The man blinked at him.

“Who’s with you? What’s your membership? The usual smattering of retired generals, I suppose, old ladies with cat hairs on their shawls, one of two sore losers from Cuba and Budapest. Is that the element?”

“I want—”

“You want, you want. I know what you want. You want a radio ministry. Fifteen minutes a day at six-fifteen in the morning. ‘Wake up, America,’ indeed. Do you know who listens to those programs? Shut-ins. People on turnpikes who drive all night to save on motels. I know what you want. You want pamphlets in bus stations and flags for the poor. Sit still. Sit still. This is important. Arm.”

“What?”

Arm, goddamn it! The so-called British are coming. Arm! But the American way — with American weapons. Do you know what I see? A militia of deer hunters in red-checkered vests. A calvary of coon hounds. An arsenal of sporting goods and bombs in Cokes. A Winchester in every golf bag. Poisoned fishhooks and hangmen’s line. Wake up, American! Force! How much money you got?”

“I don’t see how—”

“How much money you got?” He waved his hand at the man’s lapel. “Don’t tell me that jewelry comes cheap. Don’t jew around with me. We’ll need sleeping bags, canteens, plenty of canvas tents and first aid kits. Don’t expect to get away without casualties. If you can’t stand the heat, stay out of the kitchen. You can’t make an omelet without breaking eggs. We’ll need Sterno, charcoal grills, paper plates, walkie-talkies. And don’t forget the transistor batteries for the walkie-talkies.”
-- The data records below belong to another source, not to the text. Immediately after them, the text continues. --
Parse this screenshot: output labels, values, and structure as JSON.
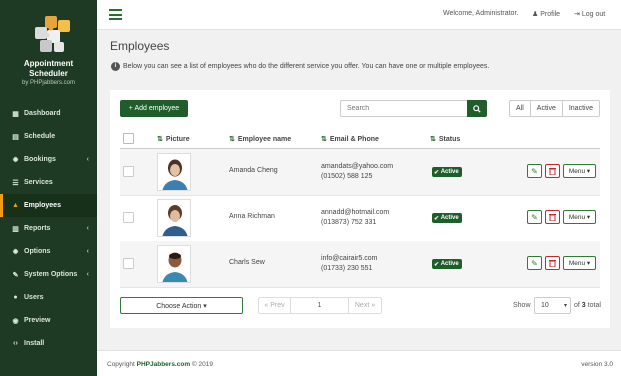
{
  "app": {
    "title_line1": "Appointment",
    "title_line2": "Scheduler",
    "byline": "by PHPjabbers.com"
  },
  "nav": [
    {
      "label": "Dashboard",
      "icon": "grid-icon"
    },
    {
      "label": "Schedule",
      "icon": "calendar-icon"
    },
    {
      "label": "Bookings",
      "icon": "gear-icon",
      "caret": "‹"
    },
    {
      "label": "Services",
      "icon": "list-icon"
    },
    {
      "label": "Employees",
      "icon": "user-icon",
      "active": true
    },
    {
      "label": "Reports",
      "icon": "bar-chart-icon",
      "caret": "‹"
    },
    {
      "label": "Options",
      "icon": "gear-icon",
      "caret": "‹"
    },
    {
      "label": "System Options",
      "icon": "wrench-icon",
      "caret": "‹"
    },
    {
      "label": "Users",
      "icon": "users-icon"
    },
    {
      "label": "Preview",
      "icon": "eye-icon"
    },
    {
      "label": "Install",
      "icon": "code-icon"
    }
  ],
  "topbar": {
    "welcome": "Welcome, Administrator.",
    "profile": "Profile",
    "logout": "Log out"
  },
  "page": {
    "title": "Employees",
    "info": "Below you can see a list of employees who do the different service you offer. You can have one or multiple employees."
  },
  "toolbar": {
    "add_label": "+ Add employee",
    "search_placeholder": "Search",
    "filters": [
      "All",
      "Active",
      "Inactive"
    ]
  },
  "table": {
    "headers": {
      "picture": "Picture",
      "name": "Employee name",
      "email_phone": "Email & Phone",
      "status": "Status"
    },
    "rows": [
      {
        "name": "Amanda Cheng",
        "email": "amandats@yahoo.com",
        "phone": "(01502) 588 125",
        "status": "Active",
        "menu": "Menu"
      },
      {
        "name": "Anna Richman",
        "email": "annadd@hotmail.com",
        "phone": "(013873) 752 331",
        "status": "Active",
        "menu": "Menu"
      },
      {
        "name": "Charls Sew",
        "email": "info@cairair5.com",
        "phone": "(01733) 230 551",
        "status": "Active",
        "menu": "Menu"
      }
    ]
  },
  "bottom": {
    "choose_action": "Choose Action ▾",
    "prev": "« Prev",
    "page": "1",
    "next": "Next »",
    "show_label": "Show",
    "show_value": "10",
    "of_label": "of",
    "total_pages": "3",
    "total_label": "total"
  },
  "footer": {
    "copyright_prefix": "Copyright",
    "brand": "PHPJabbers.com",
    "copyright_suffix": "© 2019",
    "version": "version 3.0"
  },
  "colors": {
    "sidebar": "#1f3a24",
    "accent": "#1f5e2a",
    "active_marker": "#f39c12",
    "danger": "#c62828"
  }
}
Whoopee, Feldman thought. Whoopee yi o ki yay. This is it. This is. “Tear-gas fountain pens,” he said. “Cattle prods. And flags, plenty of flags. Let them know who we are. And the rifles! And the ammo for the rifles! Forty thousand dollars. I can equip an outfit of two hundred men and put them in the field for forty thousand dollars. You got forty thousand dollars?”